33. La Verkhovna Rada a mis en place un groupe de travail composé
de membres de différents groupements politiques et d’experts externes;
ce groupe est chargé de l’élaboration du code électoral unifié en question,
lequel devra être conforme aux normes internationales les plus élevées.
Malgré le large éventail des forces politiques en présence dans
ce groupe de travail, son potentiel a été quelque peu affaibli par
le refus du Parti des régions de participer à ses travaux, ce que
nous déplorons. Outre le groupe de travail chargé d’élaborer un
nouveau code électoral unifié, plusieurs groupes de parlementaires
issus de différents partis ont préparé leurs propres amendements
à la loi sur l’élection des députés du peuple. En janvier 2009,
huit projets de loi différents avaient été présentés par divers
groupements politiques. En février 2009, la Commission de Venise
a participé à une table ronde avec les auteurs des différentes propositions
afin de parvenir à un accord sur les propositions à inclure ensuite
dans les travaux du groupe de travail préparant le code électoral
unifié.
34. Le groupe de travail a présenté le projet de code électoral
unifié le 28 avril 2010. La Verkhovna Rada n’a toutefois pris aucune
initiative supplémentaire pour examiner et adopter cette loi. Il
s’agit là d’un motif de préoccupation, compte tenu notamment des
contestations indiquant que les dirigeants des principaux groupes politiques
au sein de la Verkhovna Rada ne manifestent pas la volonté politique
nécessaire pour envisager sérieusement de modifier le cadre juridique
régissant les élections et d’adopter le code électoral unifié.

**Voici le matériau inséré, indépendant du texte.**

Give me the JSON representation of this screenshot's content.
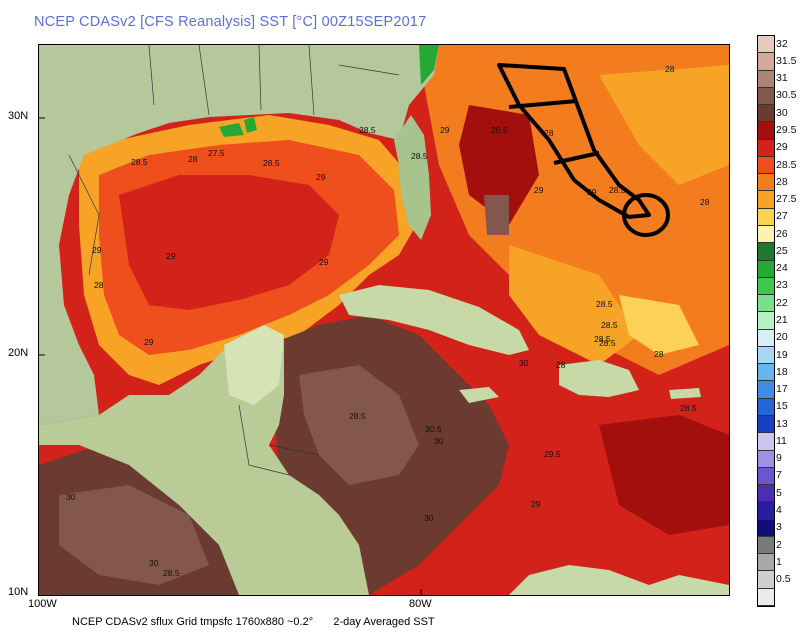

35. Il importe de souligner que la réforme électorale devrait
non seulement viser à corriger les insuffisances de la législation
électorale mais aussi à modifier le système électoral lui-même,
qui n’est pas adapté à l’Ukraine. Actuellement, la répartition des
sièges au sein de la Verkhovna Rada repose sur un système de représentation
proportionnelle de liste fermée, traitant l’ensemble de l’Ukraine
comme une circonscription unique. Dans le contexte politique ukrainien,
ce système entrave la consolidation de la démocratie dans la mesure
où il concentre de facto le
pouvoir politique du pays dans les mains de quelques individus.
Cela compromet à son tour la nature démocratique des partis et la
transparence démocratique. Ces manquements à la démocratie sont
aggravés par les dispositions constitutionnelles de 2004 qui introduisent
des mandats impératifs dans le pays et par le fait que la transparence
du financement des partis politiques et de la campagne n’est pas
obligatoire.
36. Etant donné les défaillances du système politique actuel en
Ukraine, nous tenons à réitérer la recommandation de l’Assemblée
demandant que le système électoral adopté repose sur un système
de représentation proportionnelle à plusieurs circonscriptions régionales
basé sur des listes ouvertes. L’introduction de listes ouvertes
et de circonscriptions régionales multiples permettrait, notamment,
de renforcer la démocratie des partis et la transparence de l’électorat
tout en assurant une représentation régionale. Ce modèle reçoit
également l’aval d’autres organisations et instances internationales
et nous sommes satisfaites de constater que la plupart des projets
précités visant à modifier la loi sur l’élection des députés du
peuple proposaient l’instauration d’une dimension régionale et de
listes ouvertes.
37. Les amendements constitutionnels de 2004 introduisent de fait
le principe d’un mandat impératif en Ukraine en autorisant le fait
que les pouvoirs d’un député élu pour le compte d’un parti politique
prennent fin avant terme
s’il n’adhère
pas au groupe parlementaire de ce parti politique ou s’il quitte
ce groupe. Comme indiqué dans l’avis de la Commission de Venise
sur les amendements constitutionnels de 2004, cette pratique est
contraire au principe de mandat libre et indépendant d’un député
et, par conséquent, aux normes démocratiques européennes.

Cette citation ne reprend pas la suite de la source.